The Tauri devs are looking at bundling a Chromium browser with it to deal with that, but that's still some time off, and leads to the same issue Electron has, where you have large bloated applications.
Companies aren't picking Electron due to inherent shortcomings in other platforms, they're picking it because it's easier (and cheaper) to find JavaScript devs who can get up to speed with it quickly.
One that comes to mind that I use daily and noticed only recently that it was implemented in Qt is the telegram desktop app.
Windows for many years is just a pile of different browser engines stashed one atop another running broken javascript/xml with react native on top.
I think Qt really is 'just' missing more language bindings, and a better hot reload story for more people to use it. Lots of devs (specially Free Software devs) would prefer to use native toolkits, if the prototyping experience was similar to how Vite is for web frontend stuff, I think Qt would be used a lot more.
Your comment applies to Teams and I’m sure other electron apps. But the sweeping generalization that electron apps have terrible user experiences is pretty obviously incorrect.
I did, it was great. Very apple-esque in a way. As long as you stayed in Microsoft's garden, you had a good time. Microsoft had, at the time, one of if not the most productive stack to build GUI desktop line of business apps. If your whole org was Microsoft from top to bottom, even better. AD auth in your desktop app in a couple of lines.

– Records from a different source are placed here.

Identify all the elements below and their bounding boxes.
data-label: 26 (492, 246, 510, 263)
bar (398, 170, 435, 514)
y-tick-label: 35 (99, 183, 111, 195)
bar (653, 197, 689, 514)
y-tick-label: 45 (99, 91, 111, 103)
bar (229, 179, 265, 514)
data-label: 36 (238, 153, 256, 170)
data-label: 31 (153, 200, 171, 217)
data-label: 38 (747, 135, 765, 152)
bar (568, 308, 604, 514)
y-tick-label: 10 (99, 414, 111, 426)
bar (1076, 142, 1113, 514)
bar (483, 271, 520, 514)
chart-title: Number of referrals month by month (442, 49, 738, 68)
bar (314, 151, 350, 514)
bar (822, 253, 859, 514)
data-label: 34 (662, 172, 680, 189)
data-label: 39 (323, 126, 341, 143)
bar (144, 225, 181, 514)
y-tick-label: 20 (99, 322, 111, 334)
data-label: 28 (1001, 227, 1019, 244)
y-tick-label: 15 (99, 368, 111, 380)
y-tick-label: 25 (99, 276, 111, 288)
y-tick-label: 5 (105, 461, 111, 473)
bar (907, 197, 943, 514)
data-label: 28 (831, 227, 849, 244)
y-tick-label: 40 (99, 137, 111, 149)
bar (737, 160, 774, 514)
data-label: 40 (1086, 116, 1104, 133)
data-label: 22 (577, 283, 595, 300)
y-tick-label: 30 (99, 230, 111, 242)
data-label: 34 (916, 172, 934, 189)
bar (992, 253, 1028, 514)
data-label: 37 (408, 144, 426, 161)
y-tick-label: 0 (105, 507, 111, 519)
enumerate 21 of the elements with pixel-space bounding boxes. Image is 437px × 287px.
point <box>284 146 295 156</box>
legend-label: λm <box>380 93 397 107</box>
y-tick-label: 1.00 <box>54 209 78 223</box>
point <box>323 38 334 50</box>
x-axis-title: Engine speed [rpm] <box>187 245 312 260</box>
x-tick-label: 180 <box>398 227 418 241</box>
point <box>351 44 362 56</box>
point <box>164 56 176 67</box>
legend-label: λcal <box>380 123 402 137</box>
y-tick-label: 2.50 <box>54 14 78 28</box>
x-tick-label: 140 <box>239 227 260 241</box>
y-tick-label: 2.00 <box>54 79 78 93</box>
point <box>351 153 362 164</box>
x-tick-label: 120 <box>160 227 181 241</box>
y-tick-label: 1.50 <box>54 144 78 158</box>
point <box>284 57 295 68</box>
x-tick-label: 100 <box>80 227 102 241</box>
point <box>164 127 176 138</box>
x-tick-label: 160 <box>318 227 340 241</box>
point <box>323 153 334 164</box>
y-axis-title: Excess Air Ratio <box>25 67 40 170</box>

It was an expensive stack for sure, but I'd argue there's still nothing that has come close to it if you want to build an enterprise desktop app.
blender's frontend is pretty much exclusively C++? https://github.com/blender/blender/tree/main/source/blender/...
> Houdini: frontend Python(PyQt),
I would be infinitely surprised if Houdini's frontend wasn't also a majority C++. Likewise consider large apps such as Ardour, Krita, etc.
> Qt also seems to be a good option, though there are licensing considerations for commercial applications.
you need to respect the LGPL with Qt. You also need to with Electron which uses Chromium which is LGPL.